From Banyuls,  close to the Spanish border, to Bellet above the coastal city of Nice, wines are produced. The South of France is a rich wine area with many varieties growing in the vineyards. Although all colours are being produced, the Midi is most renowned for its rosés. The hot climate marries well with a chilled lighter variety. This is a land of hilltop towns and sleepy villages where the most exciting event of the week is market day and where the playing of boules or pétanque in the village squares, shaded by plane trees, is still the most popular pastime.
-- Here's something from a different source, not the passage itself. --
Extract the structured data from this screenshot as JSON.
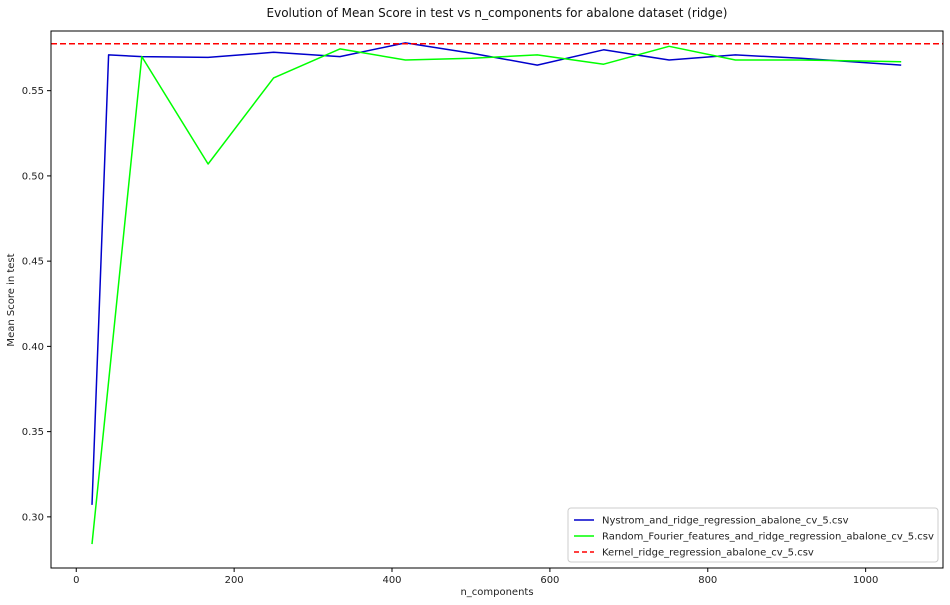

The south was its own country. Links with Paris were almost non-existent. Southerners, with their own rich cultural identity, communicated and conversed in their own language, the langue d’oc, until 1539 when the Ordinance of Villers-Cotterets made French, the langue d’oil, the administrative language of France. By 1789,  the time of the French Revolution, these richly-poetic southern tongues had been outlawed. Provençal is a dialect of Occitan and was spoken in the eastern half of southern France. These are romance languages, once the language of the troubadours.

The great port city of Marseille, originally Marsilia then Massalia was founded by Greeks from Asia Minor sometime around 600 BC. These intrepid sailors were Phoceans from Phocaea, known now as Foça in Modern Turkey. That entire western coast of Asia Minor, today Turkey, was inhabited by Greeks until the population exchange of 1922/1923 that followed the Greco-Turkish War of 1919 to 1922.